Laïcité
Étymologie : Le mot « laïc », apparu au XIIIe siècle et d’usage rare jusqu’au XVIe siècle, est issu du latin laicus « commun, du peuple (laos) », terme ecclésiastique repris au grec d’église λαϊκός, laikos, « commun, du peuple (laos) » par opposition à κληρικός, klerikos (clerc) désignant les institutions proprement religieuses. Le terme laicus est utilisé dans le vocabulaire des églises chrétiennes dès l’Antiquité tardive pour désigner toute personne de la communauté qui n’est ni clerc, ni religieux ; c’est-à-dire profane en matière de théologie. Cependant, elle appartient bien à l’Église, dans le sens qu’elle en suit le culte (l’incroyance étant alors inconcevable à l’époque) ; et peut même y exercer des fonctions importantes. L’abstrait désignant cette position a donné en français le terme « laïcat ». Au Moyen Âge, le mot « laïc » distingue l’homme commun, qui doit être enseigné, de l’individu instruit consacré par son état religieux7.
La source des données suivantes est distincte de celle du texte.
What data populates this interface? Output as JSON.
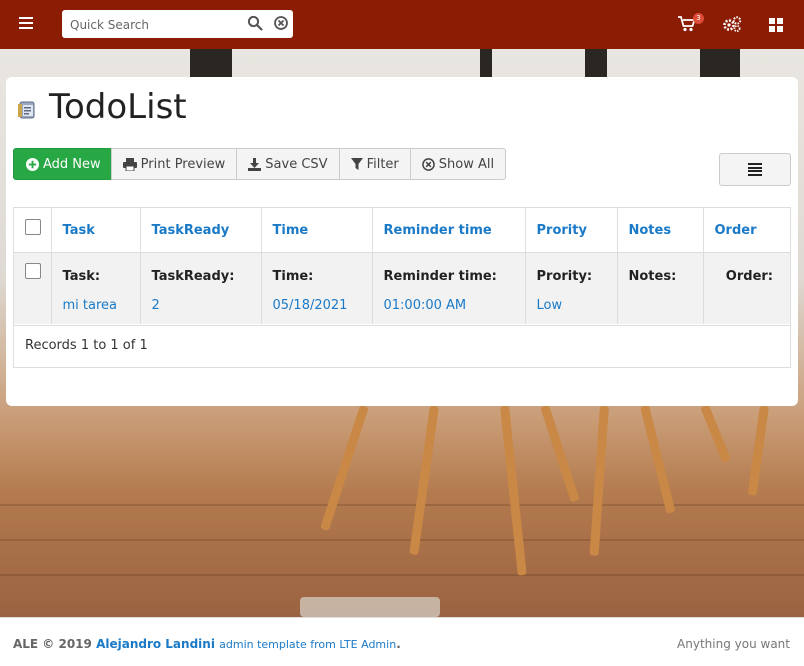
{
  "search": {
    "placeholder": "Quick Search"
  },
  "nav": {
    "cart_count": "3"
  },
  "page": {
    "title": "TodoList"
  },
  "toolbar": {
    "add_label": "Add New",
    "print_label": "Print Preview",
    "csv_label": "Save CSV",
    "filter_label": "Filter",
    "showall_label": "Show All"
  },
  "table": {
    "headers": [
      "Task",
      "TaskReady",
      "Time",
      "Reminder time",
      "Prority",
      "Notes",
      "Order"
    ],
    "row": {
      "labels": [
        "Task:",
        "TaskReady:",
        "Time:",
        "Reminder time:",
        "Prority:",
        "Notes:",
        "Order:"
      ],
      "values": [
        "mi tarea",
        "2",
        "05/18/2021",
        "01:00:00 AM",
        "Low",
        "",
        ""
      ]
    },
    "records": "Records 1 to 1 of 1"
  },
  "footer": {
    "prefix": "ALE © 2019 ",
    "author": "Alejandro Landini",
    "template": "admin template from LTE Admin",
    "suffix": ".",
    "right": "Anything you want"
  },
  "colors": {
    "navbar": "#8b1d05",
    "accent": "#1a7ac8",
    "add_button": "#28a745",
    "badge": "#dd4b39"
  }
}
Le concept de laïcité, en tant que séparation du pouvoir ecclésiastique et du pouvoir séculier, est ancien, mais ne s’exprime pas d’emblée dans le champ lexical du laïcat. Au Ve siècle, le pape Gélase Ier conçoit le premier dans une lettre à l’empereur Anastase, la distinction entre le pouvoir temporel (potestas) et de l’autorité spirituelle (auctoritas)8. Cette lettre, préfigurant la doctrine médiévale9 des deux glaives10, devient à fin du XIe siècle l’un des textes clefs invoqués pour soutenir la supériorité de l’autorité pontificale sur la potestas impériale. Mais l’usage qui en est fait alors, dans l’optique de la séparation du regnum et du sacerdotium, provient de l’importance excessive accordée à ce qui est en fait une citation altérée de la lettre de Gélase, qui mentionnait « deux augustes impératrices gouvernant le monde »11. La distinction entre potestas et auctoritas tente d’établir une hiérarchie : le pouvoir politique serait moralement soumis à l’autorité. Cette dichotomie entraîne des réactions qui se traduisent notamment par la lutte du sacerdoce et de l’Empire ou par les mouvements hérétiques des XIVe et XVe siècle qui contestent au clergé cette mainmise spirituelle7
Aujourd’hui, un usage courant et erroné de l’adjectif laïc lui donne, appliqué à un individu, le sens de « non-croyant », « athée » ou « neutre idéologiquement », alors que le mot désigne l’homme commun par opposition à celui qui est entré dans les ordres.
Cet usage erroné provoque souvent une confusion sur le principe de laïcité (principe de neutralité pour un État ou une institution, et non pour un particulier, à moins qu’il ne s’exprime en tant que représentant de l’État), et donne parfois lieu à une interprétation abusive de ce principe, entendu alors comme l’obligation, pour un particulier ou un groupe de particuliers, d’être neutre (sur le plan idéologique ou religieux) quand il s’exprime dans la sphère publique, ce qui est contraire à la notion de liberté d’expression.
En réalité le principe de laïcité, qui implique une séparation des pouvoirs, n’est pas contradictoire avec le fait par exemple que la société civile s’exprime auprès d’un gouvernement à travers des organisations religieuses et leurs responsables.